Like Jay Gatsby, NHL commissioner Gary Bettman never stops chasing after that green light. “Gatsby believed in the green light,” wrote F. Scott Fitzgerald, in what may or may not have been a report on the NHL’s latest attempt to make a go of the Arizona Coyotes, “the orgastic future that year by year recedes before us. It eluded us then, but that’s no matter – tomorrow we will run faster, stretch out our arms farther. . . . And one fine morning –”
So the National Hockey League beats on, boats against the current, borne ceaselessly into the Sunbelt.
Back when the NHL was a six-team cottage industry headquartered in Montreal’s Sun Life Building, those blue-skying league expansion would not have had Phoenix on their draft card. The Greater Phoenix metropolitan area of the 1950s was neither great nor metropolitan. It had about as many people as Winnipeg. For a sport played on frozen water and looking for new markets capable of filling 18,000-seat arenas, Phoenix might as well have been the moon.
But that was then, and this is now. Phoenix is now the 10th-largest metro area in the United States. It has more than five million people, and it’s growing fast. That’s why, despite setback after setback, the NHL is so reluctant to move the Arizona Coyotes to somewhere immediately profitable – like, say, Quebec City, with an 18,000-seat arena that could be sold out tomorrow, and a provincial government eager to grease the return of pro hockey.
More than a quarter century after the league shipped the original Winnipeg Jets to Arizona, it appears determined to keep the team there. Canadians hoping for a repeat of what happened in the spring of 2011, when the Atlanta Thrashers exhausted their options and moved to Manitoba, are not likely to have their wishes fulfilled any time soon, or ever.
Canada is the NHL’s backup prom date. Or more precisely, we’re the backup date behind several more attractive, U.S.-based backup dates. Sorry.

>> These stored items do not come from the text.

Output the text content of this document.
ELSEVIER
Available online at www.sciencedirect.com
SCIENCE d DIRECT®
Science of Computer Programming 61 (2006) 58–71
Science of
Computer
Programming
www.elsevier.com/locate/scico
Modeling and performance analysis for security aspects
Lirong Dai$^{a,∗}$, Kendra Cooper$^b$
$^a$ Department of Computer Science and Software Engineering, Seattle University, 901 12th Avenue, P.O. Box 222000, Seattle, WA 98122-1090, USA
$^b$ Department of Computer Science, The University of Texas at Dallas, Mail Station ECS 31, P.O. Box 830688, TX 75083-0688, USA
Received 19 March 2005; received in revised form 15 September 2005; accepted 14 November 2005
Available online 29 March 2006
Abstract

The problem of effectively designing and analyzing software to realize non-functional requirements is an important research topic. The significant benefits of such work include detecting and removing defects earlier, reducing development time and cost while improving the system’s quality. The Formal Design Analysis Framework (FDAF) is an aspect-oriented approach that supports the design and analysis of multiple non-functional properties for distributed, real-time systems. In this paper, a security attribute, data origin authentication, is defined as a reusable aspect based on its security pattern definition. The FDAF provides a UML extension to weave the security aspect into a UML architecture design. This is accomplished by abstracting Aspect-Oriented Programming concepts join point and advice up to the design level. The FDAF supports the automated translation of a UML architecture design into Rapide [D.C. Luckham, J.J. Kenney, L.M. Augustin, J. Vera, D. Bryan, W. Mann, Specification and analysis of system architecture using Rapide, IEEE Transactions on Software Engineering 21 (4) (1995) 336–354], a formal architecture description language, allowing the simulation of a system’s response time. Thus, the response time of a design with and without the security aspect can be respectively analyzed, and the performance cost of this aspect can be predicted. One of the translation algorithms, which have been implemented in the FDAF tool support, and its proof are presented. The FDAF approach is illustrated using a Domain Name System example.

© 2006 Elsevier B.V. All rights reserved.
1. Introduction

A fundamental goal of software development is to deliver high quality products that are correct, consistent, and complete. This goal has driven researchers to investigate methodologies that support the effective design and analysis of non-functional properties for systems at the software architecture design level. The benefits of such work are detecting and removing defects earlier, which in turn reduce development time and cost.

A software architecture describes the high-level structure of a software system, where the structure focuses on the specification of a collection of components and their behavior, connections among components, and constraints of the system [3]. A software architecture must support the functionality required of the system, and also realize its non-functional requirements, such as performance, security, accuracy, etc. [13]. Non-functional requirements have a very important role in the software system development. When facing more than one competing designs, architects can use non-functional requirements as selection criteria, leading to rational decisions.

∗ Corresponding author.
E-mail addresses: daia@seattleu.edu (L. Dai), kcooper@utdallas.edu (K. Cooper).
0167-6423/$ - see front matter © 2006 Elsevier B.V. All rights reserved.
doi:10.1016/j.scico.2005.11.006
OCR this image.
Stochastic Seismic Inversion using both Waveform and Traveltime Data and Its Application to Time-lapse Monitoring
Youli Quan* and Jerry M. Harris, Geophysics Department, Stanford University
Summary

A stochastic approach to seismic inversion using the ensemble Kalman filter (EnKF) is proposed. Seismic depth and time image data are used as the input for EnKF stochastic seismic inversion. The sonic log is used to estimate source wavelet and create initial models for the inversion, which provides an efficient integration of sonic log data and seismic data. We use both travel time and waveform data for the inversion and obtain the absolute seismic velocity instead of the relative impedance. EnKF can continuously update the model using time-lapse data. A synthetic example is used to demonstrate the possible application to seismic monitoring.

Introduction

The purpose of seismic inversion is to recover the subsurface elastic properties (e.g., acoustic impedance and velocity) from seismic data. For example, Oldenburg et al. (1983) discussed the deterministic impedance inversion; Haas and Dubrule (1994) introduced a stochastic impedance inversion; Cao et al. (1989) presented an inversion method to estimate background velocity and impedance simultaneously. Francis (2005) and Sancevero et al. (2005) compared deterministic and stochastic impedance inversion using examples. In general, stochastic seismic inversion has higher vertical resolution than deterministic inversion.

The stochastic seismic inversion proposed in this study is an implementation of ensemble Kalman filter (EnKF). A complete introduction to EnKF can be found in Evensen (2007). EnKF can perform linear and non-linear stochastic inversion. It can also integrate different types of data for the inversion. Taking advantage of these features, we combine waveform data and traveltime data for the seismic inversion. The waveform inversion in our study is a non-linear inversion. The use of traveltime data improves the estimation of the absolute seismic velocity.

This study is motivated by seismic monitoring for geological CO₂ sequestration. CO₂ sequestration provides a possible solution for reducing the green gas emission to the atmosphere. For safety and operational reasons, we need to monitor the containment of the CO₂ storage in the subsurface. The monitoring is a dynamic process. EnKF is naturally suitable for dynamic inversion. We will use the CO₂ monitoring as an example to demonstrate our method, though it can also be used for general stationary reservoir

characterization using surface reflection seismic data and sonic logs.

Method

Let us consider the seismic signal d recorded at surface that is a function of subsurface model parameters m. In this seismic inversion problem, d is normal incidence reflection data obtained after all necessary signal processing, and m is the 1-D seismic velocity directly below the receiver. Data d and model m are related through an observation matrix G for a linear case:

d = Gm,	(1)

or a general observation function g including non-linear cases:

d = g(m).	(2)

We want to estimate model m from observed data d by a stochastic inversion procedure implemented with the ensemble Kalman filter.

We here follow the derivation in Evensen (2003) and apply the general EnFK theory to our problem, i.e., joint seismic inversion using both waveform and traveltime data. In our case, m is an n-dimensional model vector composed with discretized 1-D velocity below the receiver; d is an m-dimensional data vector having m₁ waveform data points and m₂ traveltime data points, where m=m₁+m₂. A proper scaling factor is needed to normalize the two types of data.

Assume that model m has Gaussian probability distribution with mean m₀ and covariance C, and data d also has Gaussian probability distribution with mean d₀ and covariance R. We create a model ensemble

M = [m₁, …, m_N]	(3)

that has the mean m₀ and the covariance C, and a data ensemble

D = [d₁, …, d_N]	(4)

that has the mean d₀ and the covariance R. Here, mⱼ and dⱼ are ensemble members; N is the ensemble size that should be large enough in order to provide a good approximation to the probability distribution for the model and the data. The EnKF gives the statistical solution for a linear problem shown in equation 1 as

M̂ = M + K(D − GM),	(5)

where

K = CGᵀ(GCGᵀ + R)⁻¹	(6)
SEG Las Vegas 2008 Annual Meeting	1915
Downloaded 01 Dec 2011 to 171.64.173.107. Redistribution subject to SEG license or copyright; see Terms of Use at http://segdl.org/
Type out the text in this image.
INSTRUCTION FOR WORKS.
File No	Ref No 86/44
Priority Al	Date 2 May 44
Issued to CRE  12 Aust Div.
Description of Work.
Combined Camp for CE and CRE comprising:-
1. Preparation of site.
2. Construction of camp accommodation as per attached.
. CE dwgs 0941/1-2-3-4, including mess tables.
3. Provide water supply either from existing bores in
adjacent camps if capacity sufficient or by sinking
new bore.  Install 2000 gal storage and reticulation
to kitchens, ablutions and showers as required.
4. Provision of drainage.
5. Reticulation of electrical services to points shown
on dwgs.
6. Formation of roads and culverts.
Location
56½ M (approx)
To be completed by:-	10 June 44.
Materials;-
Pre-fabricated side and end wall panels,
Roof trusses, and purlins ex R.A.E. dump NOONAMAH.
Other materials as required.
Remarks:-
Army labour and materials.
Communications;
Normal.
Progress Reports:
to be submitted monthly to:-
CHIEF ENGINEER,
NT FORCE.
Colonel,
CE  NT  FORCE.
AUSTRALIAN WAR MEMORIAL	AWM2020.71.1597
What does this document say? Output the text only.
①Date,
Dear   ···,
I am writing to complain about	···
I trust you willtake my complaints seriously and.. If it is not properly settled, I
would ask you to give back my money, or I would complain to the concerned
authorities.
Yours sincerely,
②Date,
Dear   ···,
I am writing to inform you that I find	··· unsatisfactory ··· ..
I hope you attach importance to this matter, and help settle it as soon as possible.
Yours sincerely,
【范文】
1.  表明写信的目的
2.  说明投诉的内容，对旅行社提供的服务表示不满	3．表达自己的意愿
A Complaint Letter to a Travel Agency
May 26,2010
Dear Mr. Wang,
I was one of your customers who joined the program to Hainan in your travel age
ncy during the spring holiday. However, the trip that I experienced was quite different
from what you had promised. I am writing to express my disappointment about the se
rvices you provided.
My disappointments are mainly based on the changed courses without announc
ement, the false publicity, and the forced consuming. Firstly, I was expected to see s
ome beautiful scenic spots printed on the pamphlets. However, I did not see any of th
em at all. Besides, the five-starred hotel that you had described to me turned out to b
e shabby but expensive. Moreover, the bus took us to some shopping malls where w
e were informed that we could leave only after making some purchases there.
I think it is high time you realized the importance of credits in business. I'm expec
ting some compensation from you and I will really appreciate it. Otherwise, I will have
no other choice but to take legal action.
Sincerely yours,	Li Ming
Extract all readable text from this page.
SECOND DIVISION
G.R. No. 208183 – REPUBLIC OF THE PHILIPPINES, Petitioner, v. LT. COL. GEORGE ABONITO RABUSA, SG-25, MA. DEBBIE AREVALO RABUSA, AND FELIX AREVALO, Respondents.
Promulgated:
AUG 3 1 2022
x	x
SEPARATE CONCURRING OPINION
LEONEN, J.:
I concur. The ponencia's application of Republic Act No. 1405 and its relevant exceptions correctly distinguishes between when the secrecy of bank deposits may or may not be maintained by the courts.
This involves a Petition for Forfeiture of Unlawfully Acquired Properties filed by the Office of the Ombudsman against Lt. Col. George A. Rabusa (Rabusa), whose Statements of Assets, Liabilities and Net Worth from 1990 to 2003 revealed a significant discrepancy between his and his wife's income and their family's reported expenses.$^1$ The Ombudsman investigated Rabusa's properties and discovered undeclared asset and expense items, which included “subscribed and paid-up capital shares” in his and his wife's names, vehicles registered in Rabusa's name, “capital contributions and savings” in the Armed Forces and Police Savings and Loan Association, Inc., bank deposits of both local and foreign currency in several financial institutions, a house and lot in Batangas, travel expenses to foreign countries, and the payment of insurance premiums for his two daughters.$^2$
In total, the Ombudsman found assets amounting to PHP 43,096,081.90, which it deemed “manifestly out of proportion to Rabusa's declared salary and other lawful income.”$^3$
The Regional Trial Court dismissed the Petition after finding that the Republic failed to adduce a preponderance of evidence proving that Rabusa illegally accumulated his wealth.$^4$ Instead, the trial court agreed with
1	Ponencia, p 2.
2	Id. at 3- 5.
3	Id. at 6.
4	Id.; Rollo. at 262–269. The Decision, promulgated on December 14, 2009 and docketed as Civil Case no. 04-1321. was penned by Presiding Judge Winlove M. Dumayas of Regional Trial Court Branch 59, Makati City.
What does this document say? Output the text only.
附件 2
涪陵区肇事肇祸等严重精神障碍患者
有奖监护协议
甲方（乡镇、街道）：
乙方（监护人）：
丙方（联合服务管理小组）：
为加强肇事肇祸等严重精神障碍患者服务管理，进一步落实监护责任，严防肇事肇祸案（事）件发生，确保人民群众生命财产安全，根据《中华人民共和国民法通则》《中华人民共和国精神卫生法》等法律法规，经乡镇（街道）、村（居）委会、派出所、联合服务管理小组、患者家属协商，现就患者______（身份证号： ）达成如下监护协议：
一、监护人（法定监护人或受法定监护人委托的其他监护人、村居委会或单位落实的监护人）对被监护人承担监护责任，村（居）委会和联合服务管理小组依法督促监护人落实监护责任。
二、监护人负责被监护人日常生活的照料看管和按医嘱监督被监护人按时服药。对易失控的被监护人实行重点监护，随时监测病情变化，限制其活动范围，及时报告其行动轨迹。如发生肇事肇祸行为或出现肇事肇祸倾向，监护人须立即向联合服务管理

Last week, the day after taxpayers in Tempe, Ariz., declined to fork over the cash to build the Coyotes a new home, NHL deputy commissioner Bill Daly quashed talk of the moving, telling ESPN, “I don’t envision a scenario in which the Coyotes are not playing in Mullett Arena next season.”
The Mullett is the tiny, 4,600-seat venue where the Coyotes play – having been evicted from their previous taxpayer-supported nest by the citizens of Glendale, Ariz. The franchise, long subsidized by revenue-sharing from more profitable teams, is on the dole for at least another season.
But the Phoenix area remains in the NHL’s sights because, while it may not have many hockey fans, it has a lot of people. The population centre of the United States has been steadily shifting south and west. The NHL has spent decades trying to stay in step with the trend, chasing the Holy Grail of big-league status with U.S. audiences – and the multibillion-dollar TV contracts that have come to the truly big-league NBA and NFL.
The NHL’s quest has not been without its successes. That old six-team league is now 32 teams, and revenues are way up since the 1990s. Of 25 American teams, half are outside the Northeast and Midwest. Thanks to local arena subsidies, a salary cap, revenue sharing to prop up weaker teams and a growing fan base, the vast majority of franchises are in no danger of moving. This spring, the final four teams vying to claim that silver cup donated by a 19th-century governor-general are all from the Sunbelt.
And the league keeps chasing the Arizona dream, though the other 31 team owners presumably have their limits – which is how the Atlanta Thrashers ended up in Winnipeg. Atlanta is also a Sunbelt city, it’s fast growing, and it’s bigger than Phoenix. Yet when no better options presented themselves in 2011, the Thrashers quickly decamped.
But with the Coyotes, the NHL may have better options. The market for pro sports teams keeps sending valuations to new heights – media reports claim bids for the Ottawa Senators are as high as $1-billion – making them potentially attractive investments. There are also U.S. markets such as Kansas City that have long chased a team. It has an empty arena, and three times as many people as Quebec City.
And there are a slew of big, fast-growing U.S. Southern and Western cities without an NHL team. The list includes Houston (fifth-biggest U.S. metro, with 7.3 million people), Atlanta (eighth-largest metro; population 6.2 million), San Diego (3.3 million), Orlando (2.8 million), Portland (2.5 million), and Austin and Sacramento (2.4 million each).
One place that could clearly support another NHL team is Toronto. The Greater Golden Horseshoe has around 10 million people, in hockey-mad Canada. Keep in mind that Greater Los Angeles has two teams and the New York area has three. But unless the NHL and the owners of the Maple Leafs have changed their minds since Jim Balsillie tried to move the Coyotes to Hamilton, southern Ontario will remain a one-team market.
And if the Coyotes ever exit Arizona? It would take a rare alignment of the planets to bring them to Canada.